Since my post on 18 things you should not do on Twitter was so well received, I thought I’d share my candid thoughts on what you should avoid on LinkedIn.
- Don’t lie — you will be found out. And it will be embarrassing. After all, look what happened to former Yahoo CEO, Scott Thompson.
- Don’t send an invitation to connect stating that you’re a “friend” if you don’t know the person. People hate it and won’t accept.
- Don’t be lazy when sending invitations to connect. I get really irritated when people can’t be bothered to write a customised message to me when asking to connect. It makes me think they’re just trying to connect to as many people as possible, rather than looking to nurture a professional relationship. Unfortunately, on some LinkedIn pages like on “People you may know” (and on an iPad and smartphone), LinkedIn sends invitations to connect, without giving people the opportunity to customise their message and without warning. Cringe! LinkedIn should fix this.
- Don’t forget to read a person’s profile before sending them a personal message to connect. Don’t send the same message to everyone. True story: I received an invite to connect with a message asking to meet me for a coffee to explore a potential partnership. When I wrote back saying “What do you mean by potential partnership?”, the person wrote back, apologising and admitted that they didn’t read my profile properly. I guess no coffee then?

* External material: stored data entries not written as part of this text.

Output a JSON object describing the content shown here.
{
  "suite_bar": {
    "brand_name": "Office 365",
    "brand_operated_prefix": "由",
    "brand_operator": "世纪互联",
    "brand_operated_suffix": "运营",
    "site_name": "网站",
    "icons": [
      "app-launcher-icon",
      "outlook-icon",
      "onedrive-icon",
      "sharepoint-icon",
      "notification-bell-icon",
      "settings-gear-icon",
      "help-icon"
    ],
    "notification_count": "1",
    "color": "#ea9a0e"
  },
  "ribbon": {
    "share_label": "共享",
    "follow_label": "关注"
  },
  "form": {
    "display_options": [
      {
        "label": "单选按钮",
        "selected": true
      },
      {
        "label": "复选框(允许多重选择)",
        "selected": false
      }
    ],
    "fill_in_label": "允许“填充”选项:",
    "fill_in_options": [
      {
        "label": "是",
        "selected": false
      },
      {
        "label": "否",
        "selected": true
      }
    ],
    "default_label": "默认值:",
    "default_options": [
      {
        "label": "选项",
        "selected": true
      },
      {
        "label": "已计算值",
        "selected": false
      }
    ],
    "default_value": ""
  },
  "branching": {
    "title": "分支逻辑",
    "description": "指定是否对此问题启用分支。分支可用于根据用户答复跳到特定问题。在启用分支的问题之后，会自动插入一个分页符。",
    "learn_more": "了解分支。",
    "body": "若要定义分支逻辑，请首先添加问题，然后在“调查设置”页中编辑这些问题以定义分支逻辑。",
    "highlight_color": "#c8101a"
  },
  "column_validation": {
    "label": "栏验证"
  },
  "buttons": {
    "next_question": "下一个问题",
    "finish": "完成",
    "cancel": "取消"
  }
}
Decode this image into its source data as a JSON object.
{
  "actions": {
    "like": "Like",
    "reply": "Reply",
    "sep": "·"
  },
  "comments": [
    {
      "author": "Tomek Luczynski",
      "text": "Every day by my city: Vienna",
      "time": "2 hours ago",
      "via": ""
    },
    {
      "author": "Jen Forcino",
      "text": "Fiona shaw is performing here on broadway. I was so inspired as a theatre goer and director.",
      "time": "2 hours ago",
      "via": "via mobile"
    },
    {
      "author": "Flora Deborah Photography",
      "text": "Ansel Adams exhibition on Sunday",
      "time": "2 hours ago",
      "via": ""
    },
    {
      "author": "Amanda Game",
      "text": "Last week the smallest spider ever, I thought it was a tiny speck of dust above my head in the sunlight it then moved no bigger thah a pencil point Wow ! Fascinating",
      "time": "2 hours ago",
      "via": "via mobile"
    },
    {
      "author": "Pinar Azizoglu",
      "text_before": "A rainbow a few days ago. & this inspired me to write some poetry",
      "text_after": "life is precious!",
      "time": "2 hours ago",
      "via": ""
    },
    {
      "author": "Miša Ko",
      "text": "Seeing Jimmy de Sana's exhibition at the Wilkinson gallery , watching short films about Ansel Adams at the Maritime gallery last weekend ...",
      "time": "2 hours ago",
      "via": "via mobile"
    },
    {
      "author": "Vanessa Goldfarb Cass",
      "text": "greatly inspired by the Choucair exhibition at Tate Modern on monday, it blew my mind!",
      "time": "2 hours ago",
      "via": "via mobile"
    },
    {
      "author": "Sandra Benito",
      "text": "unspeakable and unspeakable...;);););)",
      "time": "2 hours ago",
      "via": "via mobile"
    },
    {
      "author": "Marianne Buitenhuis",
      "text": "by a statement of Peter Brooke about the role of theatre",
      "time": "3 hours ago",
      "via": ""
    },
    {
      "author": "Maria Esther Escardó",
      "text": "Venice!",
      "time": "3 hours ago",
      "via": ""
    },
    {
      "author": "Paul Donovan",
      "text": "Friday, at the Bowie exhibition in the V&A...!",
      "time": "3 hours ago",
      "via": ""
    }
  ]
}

- Don’t use a logo as your profile image. No exceptions. LinkedIn is a professional networking site — people to people, not people to logos. There is a different place on LinkedIn to add your company logo, overview etc. called Company Pages. Here’s an example of Firebrand’s company page.
- Don’t use anything other than your full name on your profile. There’s an option to use your first name only with an initial for your family name, but why would you do that? It looks suspicious. I’ve seen spammers do this often. And whilst I’m on this subject, don’t change your privacy settings to “anonymous” when you’re looking at other people’s profile. It makes them feel like someone is stalking them.